Shares of MeetMe Inc. MEET gained over 20% in yesterday’s after-hour trade in response to the raised second-quarter 2015 revenue guidance which was also much higher than the Zacks Consensus Estimate. The upbeat guidance reflects the successful transition of the company’s advertising inventory management from third party to in-house announced on Jun 3.

The social network operator now expects second-quarter revenues of between $10.5 million and $10.7 million, up from the previous $9–$9.5 million range. The revised guidance is also higher than the Zacks Consensus Estimate of $9 million. Similarly, adjusted EBITDA is now forecasted to be between $1.5 million and $2.0 million, much higher than the previous range of $0.25–$0.75 million.

Notably, MeetMe raised the second-quarter outlook twice this month . This is primarily because the company is getting higher ad rates than anticipated when the ad inventory management transition was announced.

Earlier, the majority of MeetMe’s web and mobile ad inventory was managed by Beanstock media Inc. The company terminated the agreement and decided to manage its ad inventory in-house. Since then, a tremendous jump in ad revenues has been witnessed.

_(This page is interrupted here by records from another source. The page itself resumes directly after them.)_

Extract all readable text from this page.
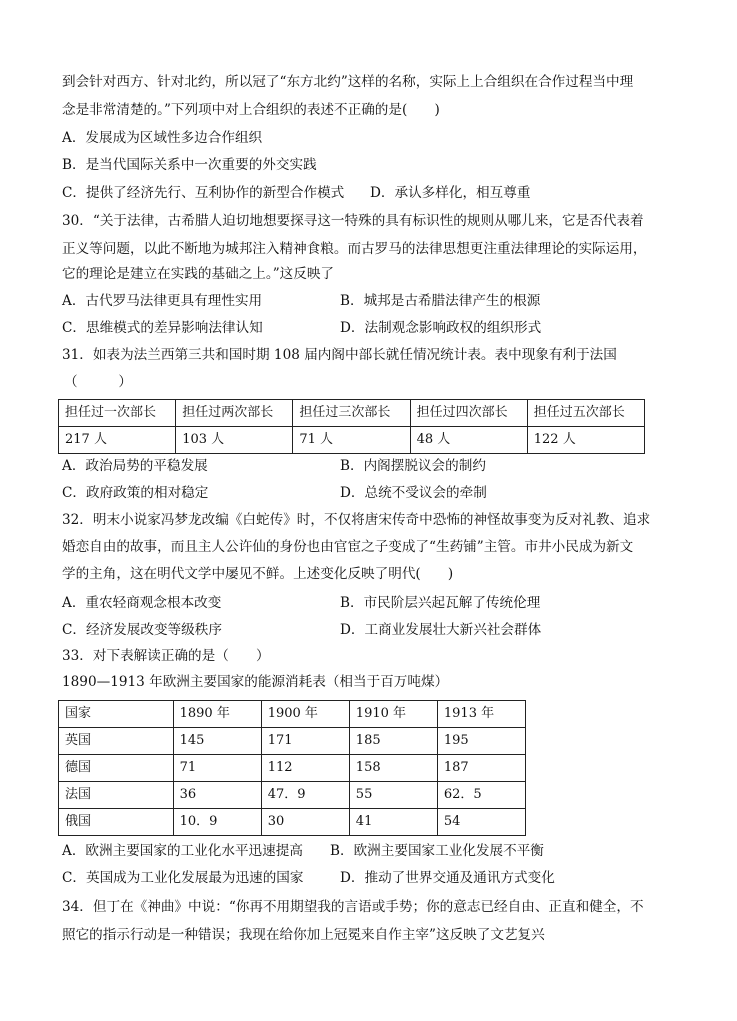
到会针对西方、针对北约，所以冠了“东方北约”这样的名称，实际上上合组织在合作过程当中理
念是非常清楚的。”下列项中对上合组织的表述不正确的是(　　)
A．发展成为区域性多边合作组织
B．是当代国际关系中一次重要的外交实践
C．提供了经济先行、互利协作的新型合作模式 D．承认多样化，相互尊重
30．“关于法律，古希腊人迫切地想要探寻这一特殊的具有标识性的规则从哪儿来，它是否代表着
正义等问题，以此不断地为城邦注入精神食粮。而古罗马的法律思想更注重法律理论的实际运用，
它的理论是建立在实践的基础之上。”这反映了
A．古代罗马法律更具有理性实用	B．城邦是古希腊法律产生的根源
C．思维模式的差异影响法律认知	D．法制观念影响政权的组织形式
31．如表为法兰西第三共和国时期 108 届内阁中部长就任情况统计表。表中现象有利于法国
（　　　）
担任过一次部长	担任过两次部长	担任过三次部长	担任过四次部长	担任过五次部长
217 人	103 人	71 人	48 人	122 人
A．政治局势的平稳发展	B．内阁摆脱议会的制约
C．政府政策的相对稳定	D．总统不受议会的牵制
32．明末小说家冯梦龙改编《白蛇传》时，不仅将唐宋传奇中恐怖的神怪故事变为反对礼教、追求
婚恋自由的故事，而且主人公许仙的身份也由官宦之子变成了“生药铺”主管。市井小民成为新文
学的主角，这在明代文学中屡见不鲜。上述变化反映了明代(　　)
A．重农轻商观念根本改变	B．市民阶层兴起瓦解了传统伦理
C．经济发展改变等级秩序	D．工商业发展壮大新兴社会群体
33．对下表解读正确的是（　　）
1890—1913 年欧洲主要国家的能源消耗表（相当于百万吨煤）
国家	1890 年	1900 年	1910 年	1913 年
英国	145	171	185	195
德国	71	112	158	187
法国	36	47．9	55	62．5
俄国	10．9	30	41	54
A．欧洲主要国家的工业化水平迅速提高 B．欧洲主要国家工业化发展不平衡
C．英国成为工业化发展最为迅速的国家	D．推动了世界交通及通讯方式变化
34．但丁在《神曲》中说：“你再不用期望我的言语或手势；你的意志已经自由、正直和健全，不
照它的指示行动是一种错误；我现在给你加上冠冕来自作主宰”这反映了文艺复兴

The company’s revenues from mobile app ads for the first three weeks of June grew 23% versus the May average. For the 7 days ended Jun 21, it witnessed a 53% increase in daily mobile app ad revenues compared with the May average. Buoyed by this tremendous performance MeetMe now intends to test the full-screen mobile video ad units in July.

Formerly known as Quepasa Corporation, MeetMe is headquartered in New Hope, PA, which owns and operates a social network. It enables users to meet new people through social games and apps, monetized by both advertising and virtual currency. The company operates MeetMe.com, Quepasa.com and MeetMe apps on iPhone and Android.

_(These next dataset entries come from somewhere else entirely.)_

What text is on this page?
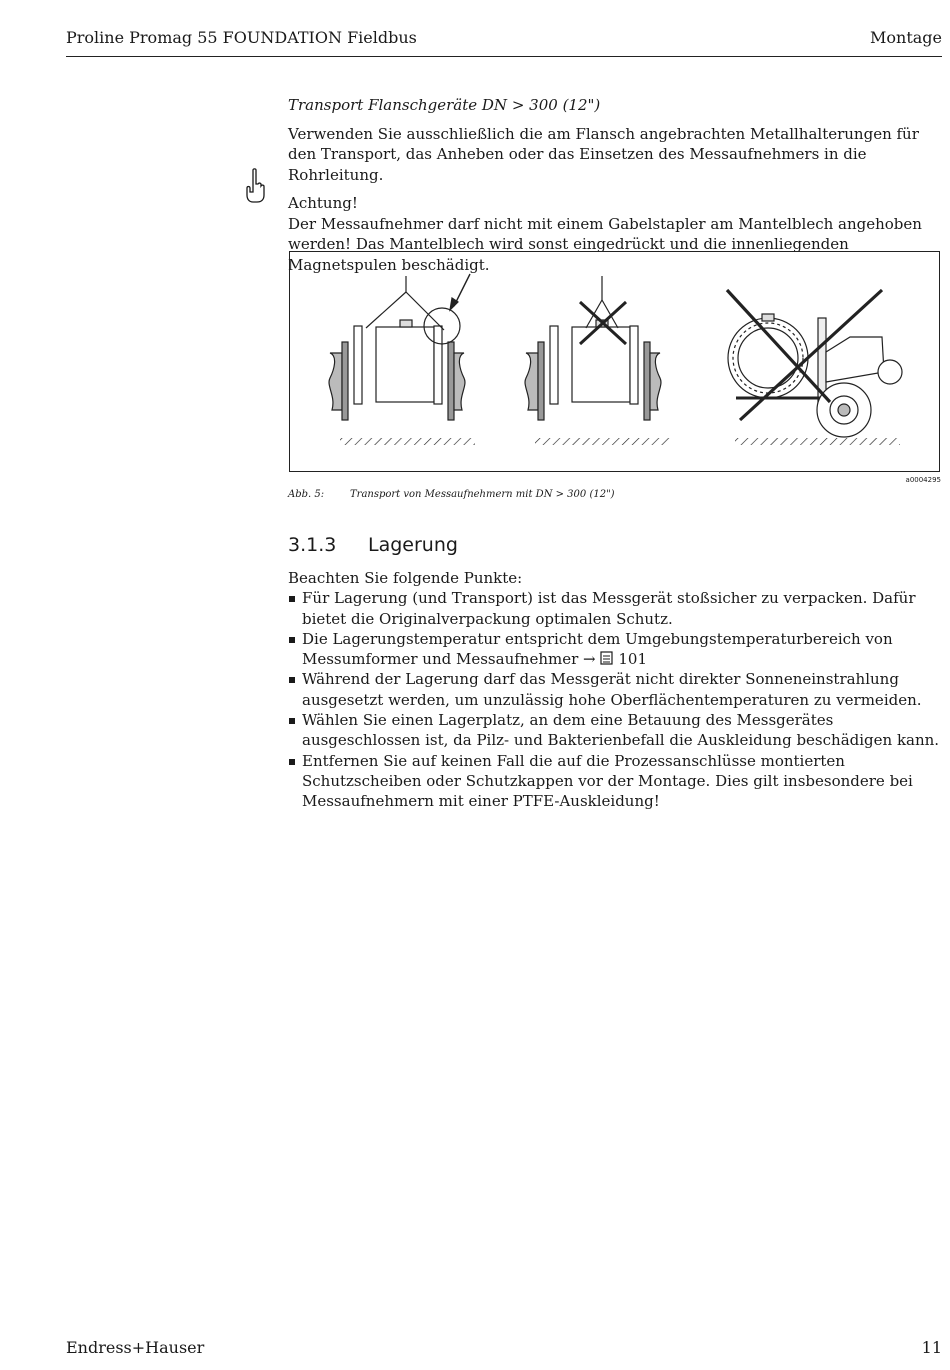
Proline Promag 55 FOUNDATION Fieldbus	Montage

Transport Flanschgeräte DN > 300 (12")

Verwenden Sie ausschließlich die am Flansch angebrachten Metallhalterungen für den Transport, das Anheben oder das Einsetzen des Messaufnehmers in die Rohrleitung.

Achtung!
Der Messaufnehmer darf nicht mit einem Gabelstapler am Mantelblech angehoben werden! Das Mantelblech wird sonst eingedrückt und die innenliegenden Magnetspulen beschädigt.
a0004295
Abb. 5:	Transport von Messaufnehmern mit DN > 300 (12")
3.1.3 Lagerung
Beachten Sie folgende Punkte:
Für Lagerung (und Transport) ist das Messgerät stoßsicher zu verpacken. Dafür bietet die Originalverpackung optimalen Schutz.
Die Lagerungstemperatur entspricht dem Umgebungstemperaturbereich von Messumformer und Messaufnehmer → 101
Während der Lagerung darf das Messgerät nicht direkter Sonneneinstrahlung ausgesetzt werden, um unzulässig hohe Oberflächentemperaturen zu vermeiden.
Wählen Sie einen Lagerplatz, an dem eine Betauung des Messgerätes ausgeschlossen ist, da Pilz- und Bakterienbefall die Auskleidung beschädigen kann.
Entfernen Sie auf keinen Fall die auf die Prozessanschlüsse montierten Schutzscheiben oder Schutzkappen vor der Montage. Dies gilt insbesondere bei Messaufnehmern mit einer PTFE-Auskleidung!
Endress+Hauser	11
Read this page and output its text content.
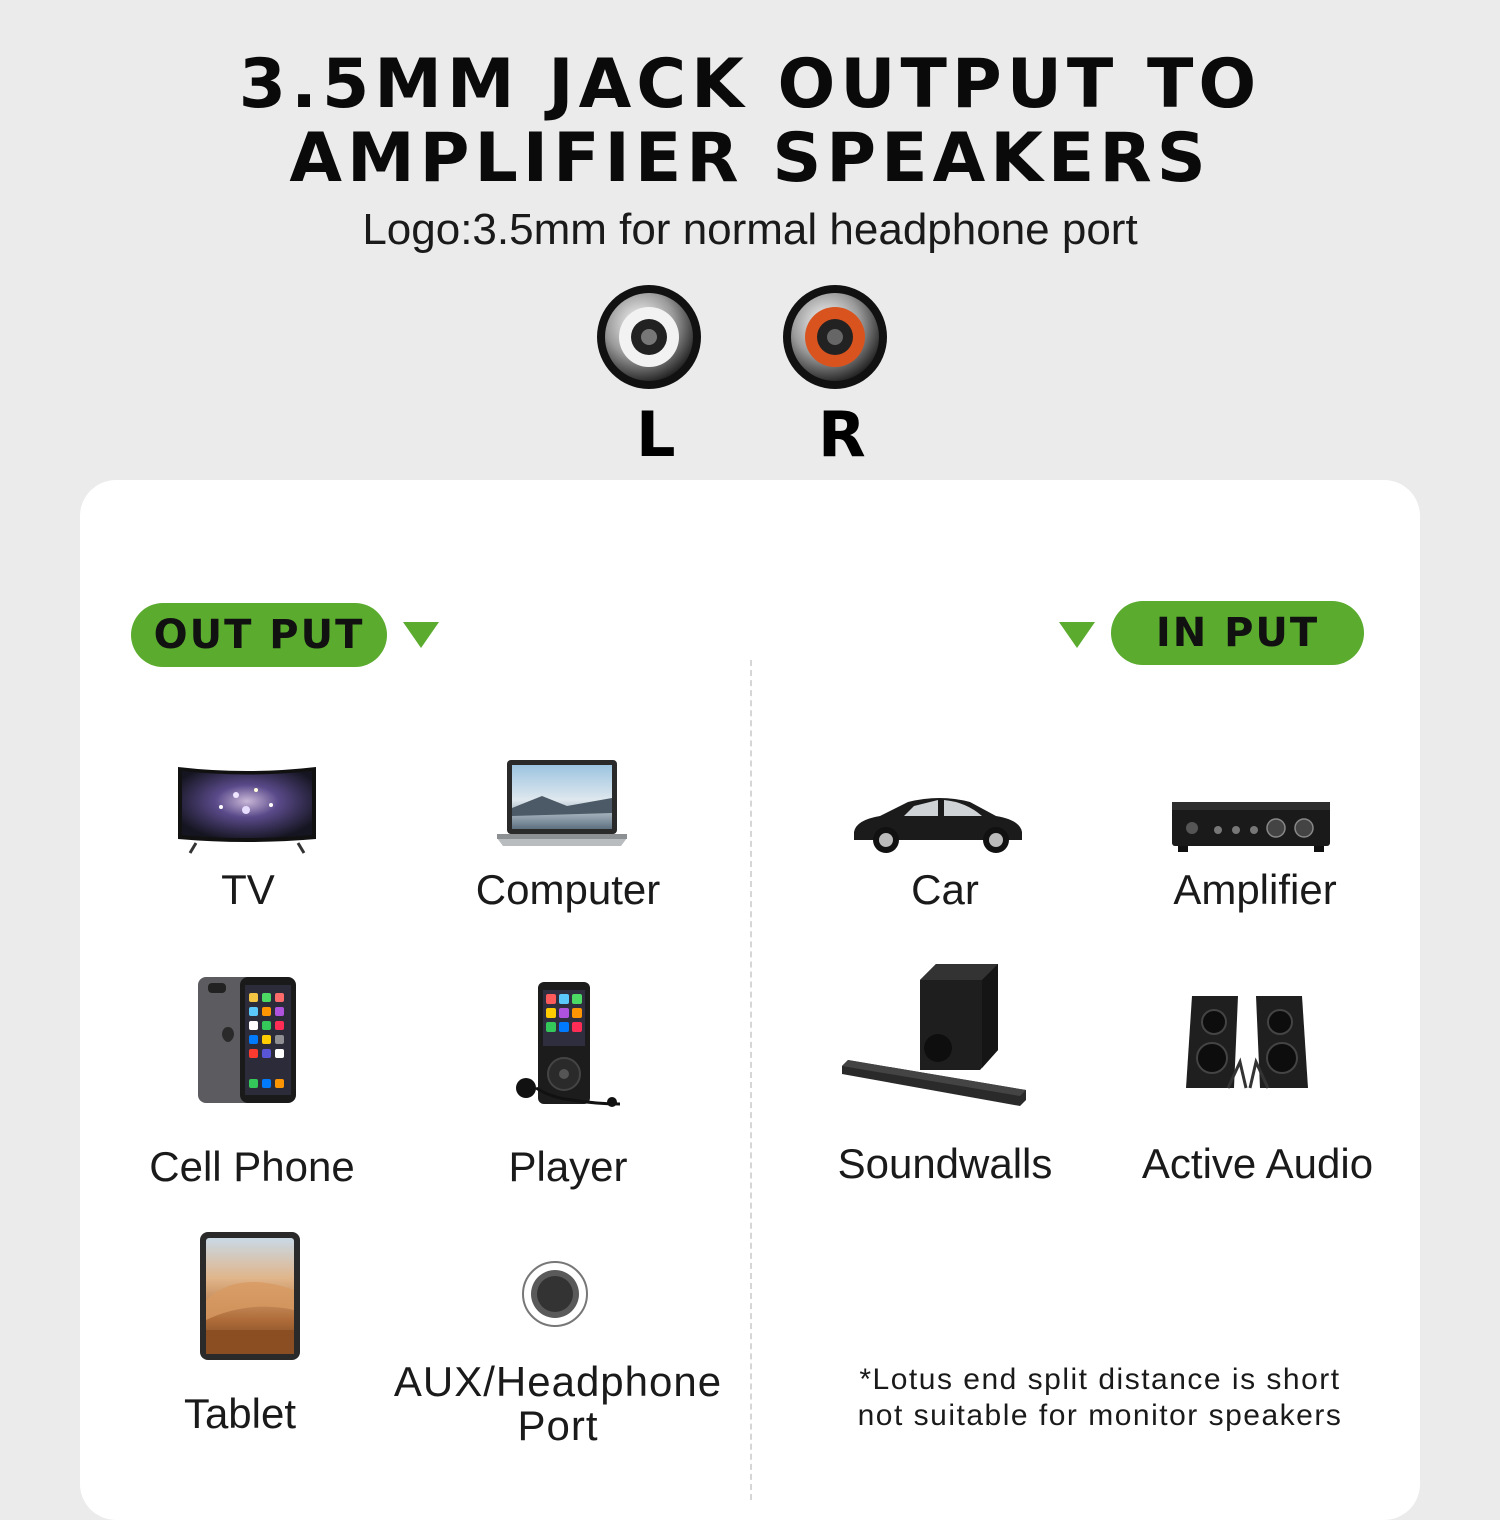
3.5MM JACK OUTPUT TO
AMPLIFIER SPEAKERS
Logo:3.5mm for normal headphone port
L R
OUT PUT	IN PUT
TV	Computer
Cell Phone	Player
Tablet
AUX/Headphone
Port
Car	Amplifier
Soundwalls	Active Audio
*Lotus end split distance is short
not suitable for monitor speakers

Although MeetMe is a much smaller player in the social networking space, it has undertaken a number of initiatives to boost its customer base and enhance marketing capabilities. We believe that the recent transition of ad inventory management is also part of this strategy.

Over the past few months, MeetMe has been striving to enhance the mobile experience of customers as it generates a significant portion of revenues from mobile ads. With the launch of the full-screen mobile video ad unit next month, the company will be able to broaden its advertising scope.

According to the research firm ZenithOptimedia, online video is anticipated to grow around 29% per annum by 2017. The report also states that by 2017, Internet will outdo TV advertising in as many as 12 prime markets and is likely to represent 28% of the worldwide ad spending. The firm further projects global ad spending of $531 billion in 2015.

So we believe that there is an immense growth opportunity for MeetMe in the social networking space. However, the industry is highly competitive and majorly dominated by bellwethers like Facebook Inc. FB and Twitter Inc. TWTR which may negatively impact ad rates.

Currently, MeetMe carries a Zacks Rank #3 (Hold). A better-ranked stock in the Internet Service industry is Zix Corporation ZIXI, with a Zacks Rank #2 (Buy).